According to market research and consulting firm Niko Partners, China’s domestic mobile gaming revenue grew 31% year-on-year to $29.2 billion in 2020.
Niko Partners drew attention to the COVID-19 outbreak
Immediately after the Chinese government imposed home stay restrictions across the country for a long period of time due to COVID-19, the local game market began to change and develop rapidly. “While China has mostly returned to normal, the pandemic and the resulting restrictions have led to major changes in player behavior, engagement, and spending throughout the year,” said Lisa Hanson, founder, and president of Niko Partners.
China’s overall video games market is estimated to reach $ 55 billion by 2025, with 781 million players.
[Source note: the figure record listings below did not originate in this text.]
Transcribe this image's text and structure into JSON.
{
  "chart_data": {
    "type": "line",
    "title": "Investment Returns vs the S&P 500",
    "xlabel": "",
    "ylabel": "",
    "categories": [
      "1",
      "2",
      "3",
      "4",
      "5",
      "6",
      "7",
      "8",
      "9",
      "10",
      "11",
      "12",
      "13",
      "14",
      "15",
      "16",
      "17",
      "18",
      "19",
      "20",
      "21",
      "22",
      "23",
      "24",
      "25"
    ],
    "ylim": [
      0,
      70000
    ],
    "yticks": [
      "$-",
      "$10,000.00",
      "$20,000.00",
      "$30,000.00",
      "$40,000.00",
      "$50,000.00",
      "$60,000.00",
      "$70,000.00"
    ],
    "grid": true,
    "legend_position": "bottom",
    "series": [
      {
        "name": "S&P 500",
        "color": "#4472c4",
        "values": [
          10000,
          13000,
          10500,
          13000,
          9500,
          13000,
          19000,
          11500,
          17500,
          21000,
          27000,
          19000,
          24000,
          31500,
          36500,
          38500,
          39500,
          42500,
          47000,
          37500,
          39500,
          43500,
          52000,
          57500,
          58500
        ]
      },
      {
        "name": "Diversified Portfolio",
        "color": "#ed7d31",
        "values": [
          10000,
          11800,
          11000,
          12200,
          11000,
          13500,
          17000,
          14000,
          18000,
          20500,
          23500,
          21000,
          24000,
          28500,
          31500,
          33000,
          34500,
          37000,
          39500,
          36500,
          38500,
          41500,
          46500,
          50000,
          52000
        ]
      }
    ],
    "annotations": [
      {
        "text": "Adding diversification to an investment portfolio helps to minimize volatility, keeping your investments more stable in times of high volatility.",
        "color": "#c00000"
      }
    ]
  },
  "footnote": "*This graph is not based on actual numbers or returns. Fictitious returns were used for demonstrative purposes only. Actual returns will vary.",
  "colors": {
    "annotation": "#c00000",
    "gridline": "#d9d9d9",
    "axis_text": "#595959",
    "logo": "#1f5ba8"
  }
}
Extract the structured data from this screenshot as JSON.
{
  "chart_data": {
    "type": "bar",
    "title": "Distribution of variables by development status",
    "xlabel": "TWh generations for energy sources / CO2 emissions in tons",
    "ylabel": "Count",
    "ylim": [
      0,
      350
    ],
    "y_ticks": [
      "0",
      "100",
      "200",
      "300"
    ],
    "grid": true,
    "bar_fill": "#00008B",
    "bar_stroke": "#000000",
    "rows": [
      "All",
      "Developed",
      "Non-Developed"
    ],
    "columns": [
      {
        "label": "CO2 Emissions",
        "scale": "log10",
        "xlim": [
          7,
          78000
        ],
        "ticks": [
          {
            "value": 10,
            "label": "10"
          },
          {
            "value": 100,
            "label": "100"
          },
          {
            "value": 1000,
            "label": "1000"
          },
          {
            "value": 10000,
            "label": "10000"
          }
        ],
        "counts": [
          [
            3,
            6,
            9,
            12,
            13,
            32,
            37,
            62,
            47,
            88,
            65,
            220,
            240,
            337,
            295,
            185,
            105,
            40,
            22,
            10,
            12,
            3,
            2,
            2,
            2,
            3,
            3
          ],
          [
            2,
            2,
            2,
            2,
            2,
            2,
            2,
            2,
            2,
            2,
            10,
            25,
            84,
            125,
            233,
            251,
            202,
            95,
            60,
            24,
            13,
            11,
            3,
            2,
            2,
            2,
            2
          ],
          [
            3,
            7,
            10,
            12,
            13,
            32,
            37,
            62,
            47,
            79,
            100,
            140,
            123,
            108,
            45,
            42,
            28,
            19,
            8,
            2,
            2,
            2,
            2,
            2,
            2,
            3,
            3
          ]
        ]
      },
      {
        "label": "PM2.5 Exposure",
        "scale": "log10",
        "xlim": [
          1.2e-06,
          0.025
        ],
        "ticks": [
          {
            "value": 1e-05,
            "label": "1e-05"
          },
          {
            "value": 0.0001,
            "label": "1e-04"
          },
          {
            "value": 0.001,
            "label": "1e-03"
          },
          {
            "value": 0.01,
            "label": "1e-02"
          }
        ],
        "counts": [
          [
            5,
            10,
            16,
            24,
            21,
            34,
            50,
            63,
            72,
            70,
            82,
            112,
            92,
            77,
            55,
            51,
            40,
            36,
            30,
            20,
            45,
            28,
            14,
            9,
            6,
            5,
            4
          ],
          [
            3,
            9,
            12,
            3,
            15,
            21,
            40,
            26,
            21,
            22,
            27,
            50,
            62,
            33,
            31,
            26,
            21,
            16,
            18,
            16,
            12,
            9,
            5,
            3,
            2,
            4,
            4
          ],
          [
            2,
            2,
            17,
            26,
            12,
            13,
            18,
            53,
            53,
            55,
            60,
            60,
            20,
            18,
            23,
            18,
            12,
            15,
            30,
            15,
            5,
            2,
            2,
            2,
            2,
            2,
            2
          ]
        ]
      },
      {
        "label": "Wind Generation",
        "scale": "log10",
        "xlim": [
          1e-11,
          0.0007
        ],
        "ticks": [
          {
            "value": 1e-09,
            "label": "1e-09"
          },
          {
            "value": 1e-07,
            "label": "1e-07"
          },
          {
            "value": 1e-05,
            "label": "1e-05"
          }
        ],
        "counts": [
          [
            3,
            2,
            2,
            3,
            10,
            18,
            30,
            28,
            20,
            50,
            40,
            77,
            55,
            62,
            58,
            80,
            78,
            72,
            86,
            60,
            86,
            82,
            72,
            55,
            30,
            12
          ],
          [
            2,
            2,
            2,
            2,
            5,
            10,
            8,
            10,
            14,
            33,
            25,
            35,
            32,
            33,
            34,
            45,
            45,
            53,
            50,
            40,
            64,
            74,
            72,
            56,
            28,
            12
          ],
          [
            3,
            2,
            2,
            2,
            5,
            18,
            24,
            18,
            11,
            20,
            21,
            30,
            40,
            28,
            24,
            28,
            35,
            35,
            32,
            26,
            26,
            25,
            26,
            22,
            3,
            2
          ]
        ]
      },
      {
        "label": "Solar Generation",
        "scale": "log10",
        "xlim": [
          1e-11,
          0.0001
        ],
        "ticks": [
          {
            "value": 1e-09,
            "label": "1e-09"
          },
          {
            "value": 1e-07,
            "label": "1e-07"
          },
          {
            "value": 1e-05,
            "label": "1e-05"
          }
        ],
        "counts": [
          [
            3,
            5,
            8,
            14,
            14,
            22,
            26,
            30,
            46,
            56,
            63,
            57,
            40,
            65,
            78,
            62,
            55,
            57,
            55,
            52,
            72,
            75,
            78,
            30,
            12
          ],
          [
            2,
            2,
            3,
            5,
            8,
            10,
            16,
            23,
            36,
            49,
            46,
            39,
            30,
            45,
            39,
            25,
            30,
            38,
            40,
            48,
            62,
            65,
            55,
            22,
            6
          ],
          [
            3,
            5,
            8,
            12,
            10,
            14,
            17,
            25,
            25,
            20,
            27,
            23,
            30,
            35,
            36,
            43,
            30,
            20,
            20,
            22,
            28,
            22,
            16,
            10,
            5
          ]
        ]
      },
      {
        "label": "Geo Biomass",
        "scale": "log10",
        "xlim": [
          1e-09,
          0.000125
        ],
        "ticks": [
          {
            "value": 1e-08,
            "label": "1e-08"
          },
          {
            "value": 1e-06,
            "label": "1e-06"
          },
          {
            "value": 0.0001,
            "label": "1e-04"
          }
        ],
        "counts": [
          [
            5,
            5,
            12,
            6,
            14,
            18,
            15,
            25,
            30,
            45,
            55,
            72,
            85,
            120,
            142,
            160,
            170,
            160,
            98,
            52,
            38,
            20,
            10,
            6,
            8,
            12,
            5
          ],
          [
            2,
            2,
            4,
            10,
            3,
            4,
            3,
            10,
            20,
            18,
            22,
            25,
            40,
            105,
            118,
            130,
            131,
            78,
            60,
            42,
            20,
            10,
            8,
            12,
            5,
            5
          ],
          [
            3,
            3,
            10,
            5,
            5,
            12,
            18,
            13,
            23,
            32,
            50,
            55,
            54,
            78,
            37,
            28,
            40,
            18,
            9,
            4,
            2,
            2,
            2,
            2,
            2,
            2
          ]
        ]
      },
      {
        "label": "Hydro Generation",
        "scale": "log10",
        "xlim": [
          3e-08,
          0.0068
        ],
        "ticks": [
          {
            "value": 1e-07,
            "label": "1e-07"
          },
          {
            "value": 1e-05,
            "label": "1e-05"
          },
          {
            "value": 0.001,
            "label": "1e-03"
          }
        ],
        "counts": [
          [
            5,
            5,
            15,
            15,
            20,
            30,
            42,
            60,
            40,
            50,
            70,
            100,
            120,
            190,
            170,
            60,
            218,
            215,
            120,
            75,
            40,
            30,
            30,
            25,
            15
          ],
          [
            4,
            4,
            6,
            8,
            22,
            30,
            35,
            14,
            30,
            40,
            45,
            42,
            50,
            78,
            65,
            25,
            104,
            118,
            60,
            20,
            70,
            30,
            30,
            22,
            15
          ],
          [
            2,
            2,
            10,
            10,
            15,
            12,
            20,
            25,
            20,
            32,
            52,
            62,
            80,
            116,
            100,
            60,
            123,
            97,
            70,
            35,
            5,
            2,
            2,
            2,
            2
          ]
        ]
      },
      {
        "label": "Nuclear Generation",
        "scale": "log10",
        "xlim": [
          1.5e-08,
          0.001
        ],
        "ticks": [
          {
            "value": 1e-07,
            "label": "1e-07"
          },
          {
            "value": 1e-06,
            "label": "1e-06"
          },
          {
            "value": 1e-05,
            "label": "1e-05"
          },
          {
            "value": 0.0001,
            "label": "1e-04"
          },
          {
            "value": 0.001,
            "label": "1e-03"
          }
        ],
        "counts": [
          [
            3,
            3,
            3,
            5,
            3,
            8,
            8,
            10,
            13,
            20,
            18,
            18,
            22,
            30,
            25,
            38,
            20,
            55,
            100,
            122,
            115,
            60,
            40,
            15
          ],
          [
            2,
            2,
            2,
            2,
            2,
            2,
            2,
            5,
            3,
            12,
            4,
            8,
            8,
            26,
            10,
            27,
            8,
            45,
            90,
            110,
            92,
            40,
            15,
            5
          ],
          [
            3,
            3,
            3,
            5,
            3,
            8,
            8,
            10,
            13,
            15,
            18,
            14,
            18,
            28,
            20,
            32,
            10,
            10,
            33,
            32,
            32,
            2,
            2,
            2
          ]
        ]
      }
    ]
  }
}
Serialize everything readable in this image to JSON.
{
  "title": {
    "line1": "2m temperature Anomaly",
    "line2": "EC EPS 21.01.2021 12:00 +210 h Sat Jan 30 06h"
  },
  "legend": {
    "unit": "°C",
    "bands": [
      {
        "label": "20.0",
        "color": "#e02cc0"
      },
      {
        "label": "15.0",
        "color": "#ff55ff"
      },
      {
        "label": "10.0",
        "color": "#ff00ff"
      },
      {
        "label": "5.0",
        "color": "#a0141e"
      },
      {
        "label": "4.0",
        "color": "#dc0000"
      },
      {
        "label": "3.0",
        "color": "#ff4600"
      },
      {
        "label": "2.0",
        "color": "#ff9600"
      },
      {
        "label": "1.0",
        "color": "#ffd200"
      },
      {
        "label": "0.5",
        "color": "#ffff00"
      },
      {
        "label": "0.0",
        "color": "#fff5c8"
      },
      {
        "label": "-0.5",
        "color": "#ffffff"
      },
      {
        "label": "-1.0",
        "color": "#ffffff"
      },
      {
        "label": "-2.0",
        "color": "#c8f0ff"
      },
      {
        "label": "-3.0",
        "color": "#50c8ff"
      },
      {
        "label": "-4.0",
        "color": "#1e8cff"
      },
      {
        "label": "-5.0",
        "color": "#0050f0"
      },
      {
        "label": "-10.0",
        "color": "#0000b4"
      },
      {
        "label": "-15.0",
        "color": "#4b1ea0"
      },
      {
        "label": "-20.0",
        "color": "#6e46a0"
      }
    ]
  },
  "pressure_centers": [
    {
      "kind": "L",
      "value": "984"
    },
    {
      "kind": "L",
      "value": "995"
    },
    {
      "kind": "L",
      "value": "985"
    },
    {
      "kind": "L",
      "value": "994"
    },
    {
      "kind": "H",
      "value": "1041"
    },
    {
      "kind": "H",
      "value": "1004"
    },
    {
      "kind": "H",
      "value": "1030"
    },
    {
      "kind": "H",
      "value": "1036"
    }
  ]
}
By the end of 2020, 682 million of China’s 1.4 billion people are already mobile gamers, up 7% year on year. Niko Partners predicts that the total number of mobile players will reach 748 million by 2025.
Niko Partners stated that companies are finding better ways to monetize their growing user population. In addition, monthly average revenue per user and player spending on a monthly basis increased last year.
At the same time, the epidemic has affected the PC gaming market. In the past year, although the total number of PC gamers in China increased by 1.4% to 325.4 million, PC gaming revenue actually fell 4.9% to $13.9 billion, highlighting the growing popularity of mobile over PC-based gaming. As can be guessed, most computer gamers also play mobile games. Niko Partners estimates that the number of PC gamers will not increase significantly in the coming years and will reach only 335.3 million by 2025. The estimated number seems to be less than half of the 2025 mobile gamers.
For now, however, PC games still account for more than 32% of total Chinese gaming revenue and about 45% of gamers, and Niko Partners predicts the industry will return to growth in 2022.
Tencent and NetEase continue to be China’s top two game publishers, but face increased competition from other major tech companies and mid-sized gaming companies. Tencent is reportedly facing a fine of at least $1.5 billion as a result of an ongoing “anti-trust” investigation, but Reuters said sources with knowledge of the matter said its core gaming activities could escape the investigation unscathed.